L’amministratore ha il potere di obbligare il condominio solo per quanto attiene alle spese di gestione ordinaria dell’edificio. Tanto per intenderci si tratta della piccola manutenzione, degli interventi tecnici di modesto importo (ad esempio la riparazione del portone d’ingresso o dell’antenna televisiva), dei consumi ordinari. L’elenco è riportato all’articolo 1130 del codice civile.
In tutti questi casi, quindi, i condomini devono pagare gli importi contenuti nel cosiddetto “piano di riparto” allegato al bilancio consuntivo, senza possibilità di opporsi.
Non conta neanche il fatto che l’amministratore abbia nominato professionisti di propria fiducia senza prima consultare l’assemblea e senza presentare ulteriori preventivi di confronto. Tanto per fare un esempio, in tema di riscossione delle quote condominiali, l’amministratore può liberamente nominare l’avvocato che preferisce per gestire la causa contro i morosi, senza dover prima chiedere il permesso dell’assemblea.
C’è un solo caso in cui l’amministratore può effettuare spese, impegnando il condominio, anche oltre la gestione ordinaria: si tratta delle spese necessarie e urgenti, quelle cioè di cui non si può fare a meno per evitare danni alla proprietà condominiale o dei singoli condomini.

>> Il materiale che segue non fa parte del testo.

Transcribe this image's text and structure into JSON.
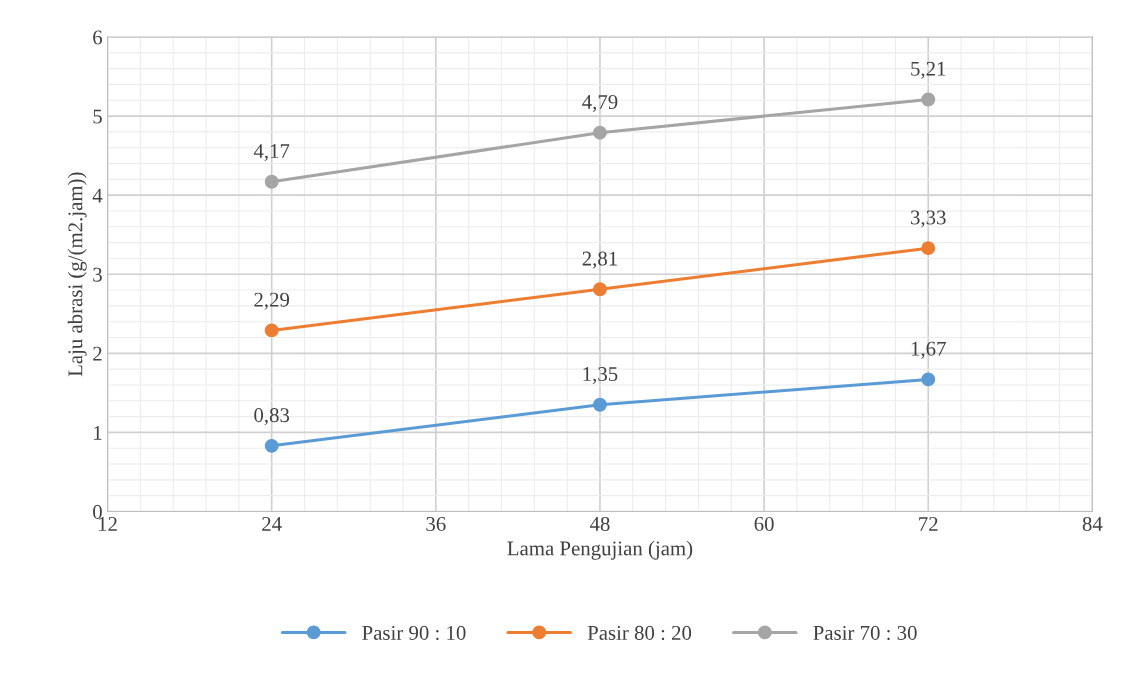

Si pensi all’abbattimento di un albero che minaccia di cadere sul tetto o sul cortile, al rifacimento del cornicione che sta per crollare, alla riparazione delle corde dell’ascensore che potrebbe rompersi sul più bello con pericolo per l’incolumità fisica dei residenti.
In difetto dei requisiti della «necessità» e «urgenza», le spese sostenute dall’amministratore che esulano dal suo campo d’azione “ordinario” – quello cioè elencato all’articolo 1130 cod. civ. – non possono essere poste a carico del condominio ma devono essere saldate dall’amministratore stesso.